Injury and illness fail to quash painter’s creativity

Janie Whited is an artist whose fantastical paintings are inspired by nature. Birds are her favorite subjects. She refuses to be defined by adversity, but Whited is also a brave survivor.

A resident of Artspace Everett Lofts in downtown Everett, the 58-year-old has struggled with the effects of a long-ago car accident and a more recent cancer battle. She lives with pain. Still, she creates.

Her work, which she describes as “drawing with paint,” is dominated by feathered creatures and brilliant blues that represent sea and sky — but not the sea and sky here. Whited, who spent 25 years in Florida, has yet to work much with gray and blue-gray paints that would match what is now outside her window.

This month, she is sharing her art in an exhibit at the Everett Public Library’s Bookend Coffee Co. An opening reception for her show, “Winged Vibration Dreamscapes,” will be held from 6 to 8 p.m. Saturday in the library’s coffee shop.

“It will be a nice party,” Whited said over coffee Tuesday in her Artspace home.

Ru Otto, Whited’s longtime partner, said there will be “treats and massages” at Saturday’s event, where a massage therapist is expected to be part of the evening. Otto, also a painter, shares her life and the Artspace apartment with Whited.

Their paintings cover the walls. The space is filled with frames and other tools of their trade. Whited also is a musician and a woodworker.

Both women have health challenges, but those don’t keep them from their work or their community. Artspace, part of the Hoyt Avenue building that houses the Schack Arts Center, is an affordable housing complex for artists and their families. “I love our little neighborhood,” Whited said.

In 1985, when she was 29 and living in Florida, Whited suffered a head injury in a car accident. Her lacerations healed, but a concussion led to seizures that continued for years. She already knew Otto, who took her in and cared for her during the worst of the seizures. “Ru saved my life several times,” Whited said.

Otto, who now uses a wheelchair, had polio at age 2, and was later stricken by post-polio syndrome. The women, who have been together since 1995, moved to Washington in 2004 to be near Otto’s family.

Two weeks after moving to the Northwest, Whited was diagnosed with esophageal cancer. They were living in the Olympia area then. Whited had surgery at the University of Washington Medical Center, and was treated for six weeks with chemotherapy and radiation.

Now cancer-free, she said her healing was helped along by her art and involvement in a Livestrong program for cancer survivors at the Everett YMCA. Paintings she calls “dreamscapes” are products of her healing process.

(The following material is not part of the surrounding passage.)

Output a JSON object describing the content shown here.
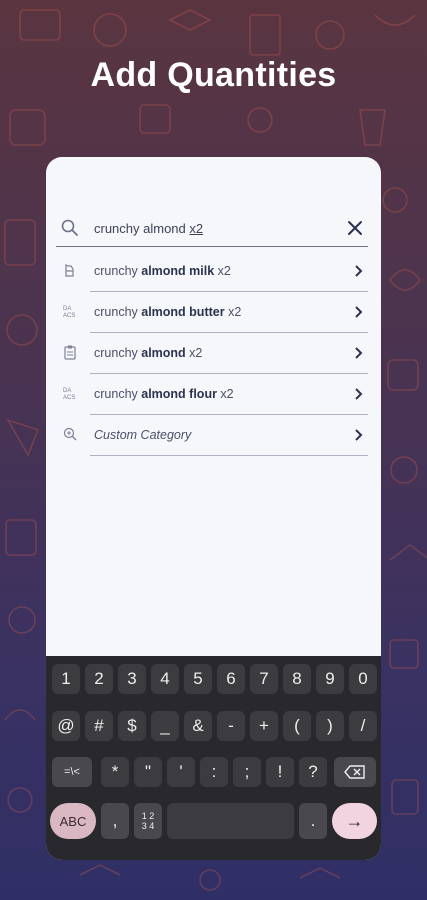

A tiny woman with a wiry build, she builds her own work tables and frames. Working with ink and acrylics, she is often awake past midnight drawing and painting.

Wherever she has lived, on a journey that began in tiny Elmo, Missouri, Whited has been captivated by the natural world. “Growing up in Elmo — population 200 — nature was my entertainment,” she said.

She studied at Northwest Missouri State University before moving to Denver, where her sisters lived. A chance to escape Colorado’s snow took her to Florida, where Whited found a thriving arts scene.

She settled in the Gainesville area in northcentral Florida, but also spent months aboard a sailboat in the Florida Keys. Most of her paintings are artistic interpretations of Florida water birds — petrels, pelicans, cormorants, herons and egrets.

In Florida, Whited made a living selling her paintings at arts and crafts shows. She had a job at a screen printing shop. She still has pangs of homesickness for tropical Florida. Injury and illness changed her life, but not her passions.

She was recently on the roof at Artspace when a flock of white birds flew over. She listened as the sounds of wings grew louder and louder, then faded into the distance.

“They gave me a message I was on the right path,” Whited said.

Julie Muhlstein: 425-339-3460; jmuhlstein@heraldnet.com.

Art opening

An opening reception for “Winged Vibration Dreamscapes,” an exhibit by Everett artist Janie Whited, is scheduled for 6 to 8 p.m. Saturday at Bookend Coffee Co., 2702 Hoyt Ave. in the Everett Public Library.